Ja, aber in der Regel ist für 15 Euro die Qualität der gebotenen Leistung auch entsprechend. Anbieter die völlig überforderte Guides für 15,- Euro am Tag mit 12 Personen über die Alpen schicken haben in der Regel ein enormes Qualitätsproblem. Außerdem funktioniert so was nur so lange nichts passiert.
Ein richtig heftiger Unfall mit sich streitenden Versicherungen und so ein Konstrukt zerfällt wie ein Bierkartenhaus.
Aber ich denke jetzt wird es wirklich Zeit eine Thread zu eröffnen in dem man so was generell mal diskutiert.


----------



## ulp (11. Januar 2011)

Noch ein Link:

Andere Veranstalter bieten auch Guideausbildungen an, hier Vamos24 mit einer Ausbildung zum Rennradguide auf Malle:

http://www.vamos24.com/aktuelle_news/items/rennrad-tourguide-ausbildung-mallorca.html


----------



## Schildbürger (11. Januar 2011)

Danke Uli, für die ausführliche Stellungsname!  
Leider ist Lohndumping in vielen Branchen üblich geworden.
Für den Kunden ist es schwer die Spreu vom Weizen zu trennen.
Aber Offenheit schafft auch Vertrauen.
Viel Erfolg weiterhin.


----------



## MTB-News.de




----------



## alböhi (12. Januar 2011)

ulp schrieb:


> Noch ein Link:
> 
> Andere Veranstalter bieten auch Guideausbildungen an, hier Vamos24 mit einer Ausbildung zum Rennradguide auf Malle:
> 
> http://www.vamos24.com/aktuelle_news/items/rennrad-tourguide-ausbildung-mallorca.html


 
port alcudia - nettes städtchen.
michael nies kann ich nur empfehlen und
ab mitte april fahrt ihr dort schon in kurzen hosen 

gruss andreas

ps.: vamos24 ist auch für mountainbiker die richtige adresse auf malle.


----------



## skrupel.los (13. Januar 2011)

egal


----------



## JuergenM. (13. Januar 2011)

Und was möchtest Du uns jetzt mitteilen?


----------



## mistermoo (14. Januar 2011)

könnten foren einträge sein, die wer zusammengesucht hat der sich nicht unter seinem normalen kürzel hier zu wort meldet


----------



## Kampfkoloss!! (15. Januar 2011)

Hey, was ist hier los? Der Threat war so unterhaltsam! Ich habe keinen Fernseher zuhause, müßt ihr wissen.


----------



## ulp (15. Januar 2011)

Der Zweck des Threat wurde erreicht, wir haben viele Bewerbungen bekommen. Nach der ersten Sichtung dieser sollten wir unser Team für 2011 so ziemlich zusammen haben. Jetzt sind erst mal die persönlichen Gespräche und in 6 Wochen weiß ich dann wieder mehr. 

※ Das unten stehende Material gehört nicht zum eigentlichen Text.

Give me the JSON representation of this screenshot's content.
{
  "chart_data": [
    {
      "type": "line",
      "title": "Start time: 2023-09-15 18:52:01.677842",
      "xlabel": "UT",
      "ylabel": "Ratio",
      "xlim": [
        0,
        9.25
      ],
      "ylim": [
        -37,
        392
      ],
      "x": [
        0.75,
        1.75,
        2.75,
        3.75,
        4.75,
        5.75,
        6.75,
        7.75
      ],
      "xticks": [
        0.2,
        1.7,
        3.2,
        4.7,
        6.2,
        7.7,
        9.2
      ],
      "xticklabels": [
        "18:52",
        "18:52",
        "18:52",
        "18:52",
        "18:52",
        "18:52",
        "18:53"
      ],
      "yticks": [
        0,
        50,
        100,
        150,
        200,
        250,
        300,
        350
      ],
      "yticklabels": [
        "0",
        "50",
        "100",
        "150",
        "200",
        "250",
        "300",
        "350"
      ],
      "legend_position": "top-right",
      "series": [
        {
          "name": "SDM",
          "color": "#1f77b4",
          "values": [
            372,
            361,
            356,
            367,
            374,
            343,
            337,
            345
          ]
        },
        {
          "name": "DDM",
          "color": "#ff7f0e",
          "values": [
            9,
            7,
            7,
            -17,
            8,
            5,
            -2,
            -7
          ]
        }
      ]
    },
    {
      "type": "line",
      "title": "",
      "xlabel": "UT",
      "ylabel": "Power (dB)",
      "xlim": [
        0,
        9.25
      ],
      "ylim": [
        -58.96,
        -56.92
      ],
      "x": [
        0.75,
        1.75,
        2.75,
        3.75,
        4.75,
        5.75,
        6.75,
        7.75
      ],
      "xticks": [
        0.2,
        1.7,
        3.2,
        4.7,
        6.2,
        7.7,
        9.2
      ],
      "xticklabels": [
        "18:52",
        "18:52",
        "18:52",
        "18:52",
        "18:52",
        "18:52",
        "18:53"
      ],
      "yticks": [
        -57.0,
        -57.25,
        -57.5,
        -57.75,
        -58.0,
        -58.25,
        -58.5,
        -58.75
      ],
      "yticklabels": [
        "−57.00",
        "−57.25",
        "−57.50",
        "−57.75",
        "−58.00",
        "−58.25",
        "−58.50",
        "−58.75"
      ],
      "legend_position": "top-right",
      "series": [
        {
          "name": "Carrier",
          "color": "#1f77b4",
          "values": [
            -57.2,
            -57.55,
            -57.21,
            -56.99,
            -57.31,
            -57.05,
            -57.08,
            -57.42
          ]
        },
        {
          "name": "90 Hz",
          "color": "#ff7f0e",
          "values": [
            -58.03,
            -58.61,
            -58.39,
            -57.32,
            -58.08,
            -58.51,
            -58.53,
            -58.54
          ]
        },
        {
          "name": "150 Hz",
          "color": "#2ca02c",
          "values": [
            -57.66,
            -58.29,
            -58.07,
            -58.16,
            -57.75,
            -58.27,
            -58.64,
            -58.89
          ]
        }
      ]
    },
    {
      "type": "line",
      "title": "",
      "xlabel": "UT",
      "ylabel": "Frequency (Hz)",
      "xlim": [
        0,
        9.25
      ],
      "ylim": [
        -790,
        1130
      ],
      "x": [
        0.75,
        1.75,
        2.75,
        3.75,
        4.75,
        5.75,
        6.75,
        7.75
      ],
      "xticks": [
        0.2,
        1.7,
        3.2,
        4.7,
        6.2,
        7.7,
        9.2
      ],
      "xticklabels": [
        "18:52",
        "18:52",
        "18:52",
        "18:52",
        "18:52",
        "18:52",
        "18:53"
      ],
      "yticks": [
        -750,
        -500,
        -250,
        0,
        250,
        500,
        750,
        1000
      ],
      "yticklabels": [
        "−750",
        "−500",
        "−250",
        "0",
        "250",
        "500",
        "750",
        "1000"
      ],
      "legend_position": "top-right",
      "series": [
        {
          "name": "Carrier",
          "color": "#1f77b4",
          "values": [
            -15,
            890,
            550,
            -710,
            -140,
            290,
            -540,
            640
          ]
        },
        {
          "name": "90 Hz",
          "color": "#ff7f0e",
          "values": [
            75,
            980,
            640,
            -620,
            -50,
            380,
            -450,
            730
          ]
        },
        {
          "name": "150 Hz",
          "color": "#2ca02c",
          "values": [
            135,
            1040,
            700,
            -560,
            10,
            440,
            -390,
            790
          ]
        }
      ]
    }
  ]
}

Ich möchte mich bei Allen für das doch meist konstruktive Feedback bedanken. 

In diesem Sinne möchte ich Euch ein unfallfreies Jahr 2011 wünschen und immer Kette rechts
Uli


----------



## MTB-News.de




----------



## ulp (30. Januar 2011)

Nach Abschluss der Frühbucherperiode und Auswertungen unserer Buchungen hat sich bei uns ergeben, dass in der Zeit von 25.6. bis 30.7. eine sehr starke Nachfrage nach unseren Touren (Rennrad und Mountainbike) haben. 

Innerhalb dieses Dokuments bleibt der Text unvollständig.